Luke 4,24-30 – Monday of the Third Week of Lent
In today’s Gospel of Luke, Jesus pronounces a phrase that has now entered the common imagination of many of us: “No prophet is welcome in his homeland”. It is a short phrase, but profoundly revealing of the dynamics of human relationships. Jesus pronounces it in the synagogue of Nazareth, in front of the people who have always known himin front of those who saw his growth, his ordinary life.

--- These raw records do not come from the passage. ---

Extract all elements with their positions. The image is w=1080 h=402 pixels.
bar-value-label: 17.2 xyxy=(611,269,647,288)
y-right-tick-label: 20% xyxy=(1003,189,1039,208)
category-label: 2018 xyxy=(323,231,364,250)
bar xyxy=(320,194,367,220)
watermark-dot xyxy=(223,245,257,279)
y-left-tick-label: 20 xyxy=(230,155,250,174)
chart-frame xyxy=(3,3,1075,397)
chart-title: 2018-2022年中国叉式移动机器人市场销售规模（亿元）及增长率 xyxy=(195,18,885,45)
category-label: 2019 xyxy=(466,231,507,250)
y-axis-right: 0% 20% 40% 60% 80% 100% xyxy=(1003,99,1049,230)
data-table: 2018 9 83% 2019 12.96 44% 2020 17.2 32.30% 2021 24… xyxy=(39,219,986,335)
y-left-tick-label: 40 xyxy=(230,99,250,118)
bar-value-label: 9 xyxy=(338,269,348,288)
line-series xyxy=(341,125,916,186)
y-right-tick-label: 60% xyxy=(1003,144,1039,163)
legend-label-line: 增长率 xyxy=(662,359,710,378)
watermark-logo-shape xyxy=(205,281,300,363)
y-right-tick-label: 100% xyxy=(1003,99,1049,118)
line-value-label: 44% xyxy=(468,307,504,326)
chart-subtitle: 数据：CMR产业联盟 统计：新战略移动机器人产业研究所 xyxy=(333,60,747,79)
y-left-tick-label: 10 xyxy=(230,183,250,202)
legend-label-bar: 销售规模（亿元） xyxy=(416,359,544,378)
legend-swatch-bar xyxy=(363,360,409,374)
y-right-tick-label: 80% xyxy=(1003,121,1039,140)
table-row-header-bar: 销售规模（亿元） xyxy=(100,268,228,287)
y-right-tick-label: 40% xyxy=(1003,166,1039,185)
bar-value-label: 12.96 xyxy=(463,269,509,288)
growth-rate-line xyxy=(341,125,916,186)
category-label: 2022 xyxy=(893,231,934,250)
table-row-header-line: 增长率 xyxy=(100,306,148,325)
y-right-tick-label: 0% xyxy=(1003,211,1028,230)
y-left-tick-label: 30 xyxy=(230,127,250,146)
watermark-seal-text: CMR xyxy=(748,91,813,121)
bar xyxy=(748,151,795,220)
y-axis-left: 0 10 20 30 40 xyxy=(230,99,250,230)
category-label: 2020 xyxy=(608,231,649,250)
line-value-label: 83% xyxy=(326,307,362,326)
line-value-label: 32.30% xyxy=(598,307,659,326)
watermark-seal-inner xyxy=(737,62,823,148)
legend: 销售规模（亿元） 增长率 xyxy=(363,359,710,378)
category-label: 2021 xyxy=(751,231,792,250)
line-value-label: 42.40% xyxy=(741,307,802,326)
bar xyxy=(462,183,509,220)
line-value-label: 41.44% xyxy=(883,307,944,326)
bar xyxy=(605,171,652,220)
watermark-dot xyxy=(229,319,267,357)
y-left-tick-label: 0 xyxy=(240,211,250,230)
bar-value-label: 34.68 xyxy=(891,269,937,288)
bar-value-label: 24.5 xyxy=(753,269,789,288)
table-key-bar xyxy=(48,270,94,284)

Precisely those closest to him struggle to recognize something new in him. The meaning of these words is quite clear: often those who have known us for a long time, those who live next to us, are also incapable of truly seeing the deepest truth of who we are. Not necessarily out of malice, but because the gaze is now conditioned by an already formed image. AND the power of prejudice. Once we have pigeonholed someone into a definition, we struggle to realize that that person can be much more. But the problem doesn’t just concern others. Probably we too, very often, behave in the same way.
We have stopped really looking at the people around us. We observe them through the filter of our beliefs, our labels, our memories. We think we already know everything about them and, precisely for this reason, we stop letting ourselves be surprised. The Gospel invites us to a very concrete conversion: giving up our prejudices. Converting, in this case, means learning to look again. It means accepting that God can act precisely where we don’t imagine him. It can hide behind the obvious, behind the everyday, behind the face of a person we think we know perfectly.